Le Paysan et son fils L-S du Ruisseau (16?? - 17?)

Un Manant qui par son épargne,
Par fon travail et par ses foins,
S'était acquis à la Campagne,
Un bien qui seul pouvait suffire à ses besoins.
Cet Homme, dis- je, exempt de toute inquiétude,
N'ayant pour Héritier qu'un Fils ,
Il le destine pour l'étude ;
Et chez un Magister le place dans Paris.
L'Enfant devenu grand retourne chez son père,
Qui crut voir en son Fils un Socrate, un Platon,
Car je dirais trop peu, ne disant qu'un Caton,
Le bon homme aux voisins n'en faisait pas mystère.

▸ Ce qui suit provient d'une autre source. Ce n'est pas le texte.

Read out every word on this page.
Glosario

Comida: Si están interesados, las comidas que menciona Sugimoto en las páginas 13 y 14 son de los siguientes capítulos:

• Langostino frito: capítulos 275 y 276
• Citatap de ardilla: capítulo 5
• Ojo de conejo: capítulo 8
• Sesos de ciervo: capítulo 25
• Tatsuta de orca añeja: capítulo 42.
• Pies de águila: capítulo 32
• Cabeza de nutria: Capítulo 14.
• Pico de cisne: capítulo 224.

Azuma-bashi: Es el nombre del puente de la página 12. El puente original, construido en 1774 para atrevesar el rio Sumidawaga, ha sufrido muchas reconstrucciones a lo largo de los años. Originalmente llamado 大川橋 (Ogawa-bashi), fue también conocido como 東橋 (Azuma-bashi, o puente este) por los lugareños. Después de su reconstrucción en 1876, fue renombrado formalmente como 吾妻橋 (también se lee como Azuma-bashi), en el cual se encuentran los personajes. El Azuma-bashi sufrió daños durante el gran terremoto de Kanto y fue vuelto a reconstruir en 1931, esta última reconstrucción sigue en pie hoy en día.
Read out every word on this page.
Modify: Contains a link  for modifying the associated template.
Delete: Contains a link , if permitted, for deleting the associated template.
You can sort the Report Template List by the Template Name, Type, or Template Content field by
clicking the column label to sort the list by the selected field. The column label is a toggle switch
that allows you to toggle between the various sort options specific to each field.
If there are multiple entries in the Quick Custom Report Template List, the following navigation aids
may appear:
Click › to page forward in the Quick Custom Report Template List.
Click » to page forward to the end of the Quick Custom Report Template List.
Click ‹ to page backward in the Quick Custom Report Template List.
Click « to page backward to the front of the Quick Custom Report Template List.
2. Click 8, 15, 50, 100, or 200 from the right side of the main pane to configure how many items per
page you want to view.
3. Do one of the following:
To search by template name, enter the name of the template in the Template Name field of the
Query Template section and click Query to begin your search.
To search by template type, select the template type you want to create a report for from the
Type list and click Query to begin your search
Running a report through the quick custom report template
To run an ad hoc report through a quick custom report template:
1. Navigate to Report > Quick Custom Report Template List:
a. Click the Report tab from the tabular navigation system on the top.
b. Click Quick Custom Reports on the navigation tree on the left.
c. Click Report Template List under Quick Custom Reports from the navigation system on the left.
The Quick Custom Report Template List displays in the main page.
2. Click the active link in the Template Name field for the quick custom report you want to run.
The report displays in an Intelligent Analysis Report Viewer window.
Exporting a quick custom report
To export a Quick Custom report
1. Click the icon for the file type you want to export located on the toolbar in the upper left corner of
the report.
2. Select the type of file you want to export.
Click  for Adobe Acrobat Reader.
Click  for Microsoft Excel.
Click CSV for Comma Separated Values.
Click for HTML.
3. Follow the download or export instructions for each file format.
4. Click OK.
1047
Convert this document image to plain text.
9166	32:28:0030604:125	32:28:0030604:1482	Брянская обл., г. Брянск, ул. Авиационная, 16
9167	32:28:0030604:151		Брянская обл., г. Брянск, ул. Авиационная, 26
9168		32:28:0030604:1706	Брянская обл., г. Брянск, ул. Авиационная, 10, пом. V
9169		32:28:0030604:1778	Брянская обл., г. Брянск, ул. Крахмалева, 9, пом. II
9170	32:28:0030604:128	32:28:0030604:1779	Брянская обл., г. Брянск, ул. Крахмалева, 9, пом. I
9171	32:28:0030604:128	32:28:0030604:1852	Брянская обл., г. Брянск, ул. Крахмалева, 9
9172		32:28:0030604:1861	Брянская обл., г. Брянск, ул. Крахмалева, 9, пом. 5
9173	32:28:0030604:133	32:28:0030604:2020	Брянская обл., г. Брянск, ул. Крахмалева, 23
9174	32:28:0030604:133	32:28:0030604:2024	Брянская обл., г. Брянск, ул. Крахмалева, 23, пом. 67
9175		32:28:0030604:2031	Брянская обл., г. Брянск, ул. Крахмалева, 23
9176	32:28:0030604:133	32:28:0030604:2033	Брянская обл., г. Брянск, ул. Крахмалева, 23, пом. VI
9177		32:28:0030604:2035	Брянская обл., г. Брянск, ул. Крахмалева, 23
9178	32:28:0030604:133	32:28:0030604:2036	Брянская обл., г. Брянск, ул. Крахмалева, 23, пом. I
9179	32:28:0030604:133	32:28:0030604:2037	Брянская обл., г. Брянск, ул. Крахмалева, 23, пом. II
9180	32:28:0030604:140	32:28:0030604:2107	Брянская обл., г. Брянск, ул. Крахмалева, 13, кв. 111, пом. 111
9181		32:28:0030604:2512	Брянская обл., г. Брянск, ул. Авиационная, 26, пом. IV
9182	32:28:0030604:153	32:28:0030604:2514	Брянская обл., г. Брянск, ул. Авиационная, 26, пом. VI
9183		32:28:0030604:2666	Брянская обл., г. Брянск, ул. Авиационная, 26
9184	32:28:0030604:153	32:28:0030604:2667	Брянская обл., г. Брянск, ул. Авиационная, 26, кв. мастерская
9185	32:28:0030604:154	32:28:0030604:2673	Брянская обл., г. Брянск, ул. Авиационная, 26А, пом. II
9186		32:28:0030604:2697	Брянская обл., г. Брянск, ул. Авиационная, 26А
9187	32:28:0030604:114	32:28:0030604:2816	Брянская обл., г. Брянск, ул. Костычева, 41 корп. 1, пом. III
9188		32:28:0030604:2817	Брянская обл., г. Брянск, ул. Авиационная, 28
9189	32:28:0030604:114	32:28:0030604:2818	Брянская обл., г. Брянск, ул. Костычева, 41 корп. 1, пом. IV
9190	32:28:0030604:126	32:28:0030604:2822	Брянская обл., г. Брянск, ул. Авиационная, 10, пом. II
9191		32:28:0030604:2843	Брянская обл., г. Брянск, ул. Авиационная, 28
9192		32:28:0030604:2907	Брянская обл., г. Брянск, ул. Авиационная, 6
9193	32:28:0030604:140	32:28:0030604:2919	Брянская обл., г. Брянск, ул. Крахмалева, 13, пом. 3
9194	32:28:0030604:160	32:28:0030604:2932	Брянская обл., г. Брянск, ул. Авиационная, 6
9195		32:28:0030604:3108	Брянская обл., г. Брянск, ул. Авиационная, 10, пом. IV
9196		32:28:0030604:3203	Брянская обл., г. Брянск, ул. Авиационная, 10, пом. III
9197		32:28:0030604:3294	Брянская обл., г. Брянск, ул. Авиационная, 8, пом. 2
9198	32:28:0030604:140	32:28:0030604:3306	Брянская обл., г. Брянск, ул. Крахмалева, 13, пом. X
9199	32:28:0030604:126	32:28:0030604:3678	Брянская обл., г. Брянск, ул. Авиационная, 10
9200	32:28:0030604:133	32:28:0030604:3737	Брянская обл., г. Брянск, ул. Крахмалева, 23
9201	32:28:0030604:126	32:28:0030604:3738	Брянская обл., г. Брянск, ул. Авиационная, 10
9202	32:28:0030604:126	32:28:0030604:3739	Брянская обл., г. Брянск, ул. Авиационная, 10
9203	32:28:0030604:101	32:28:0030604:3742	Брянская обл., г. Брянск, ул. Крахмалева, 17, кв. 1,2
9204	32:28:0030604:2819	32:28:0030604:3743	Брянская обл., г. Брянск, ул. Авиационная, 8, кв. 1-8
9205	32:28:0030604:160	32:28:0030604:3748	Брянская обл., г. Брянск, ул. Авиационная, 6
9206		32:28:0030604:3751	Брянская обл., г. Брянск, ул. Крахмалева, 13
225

Mon Fils ne sauriez-vous d'une ou d'autre façon,
Dit un jour le Manant en se mettant à table,
Nous prouver par quelque raison,
A quoi vôtre savoir peut-être profitable.
Je ne me romprai pas pour cela le Cerveau,
Repart l'orgueilleux Jouvenceau.
Ce que vous demandez est juste et raisonnable ;
Jetant lors par Hazard les yeux dessus un plat
Ou six œufs à la coque apportez par sa Mère,
Pour elle, pour lui, pour son Père,
De leur table faisaient et la pompe et l'éclat,
Si par un discours énergique,
Reprit notre jeune pédant,
Je vous fais voir dans un instant
Dix œufs au lieu de six et cela sans réplique,
Pourrez-vous douter du pouvoir
Que donne aux hommes le savoir ?
Là-dessus notre Démosthène,
D'un galimatias fait à perte d'haleine,
Régale ses pauvres parents ;
Mais après que les bonnes Gens.
Eurent jusqu'à la fin toujours prêté l'oreille :
Mon Fils, dit le Père en bâillant,
Votre harangue est sans pareille ;
Mais, comme vous savez, je n'ai pas le talent
De pouvoir de vos mots comprendre la merveille.
Voyons donc plus réellement
De vôtre savoir l'avantage.
Cela dit, le manant fait des œufs le partage,
Il en prit trois pour lui, sa Femme en eut autant,
Prenez le reste mon Enfant.
Je comprends que pour le ménage
Votre savoir, mon Fils, sera d'un grand usage.

Par telles démonstrations ,
On doit les Sophistes combattre.
C'est par là qu'on répond à leurs distinctions ;
Et qu'on leur peut prouver que deux fois deux font quatre.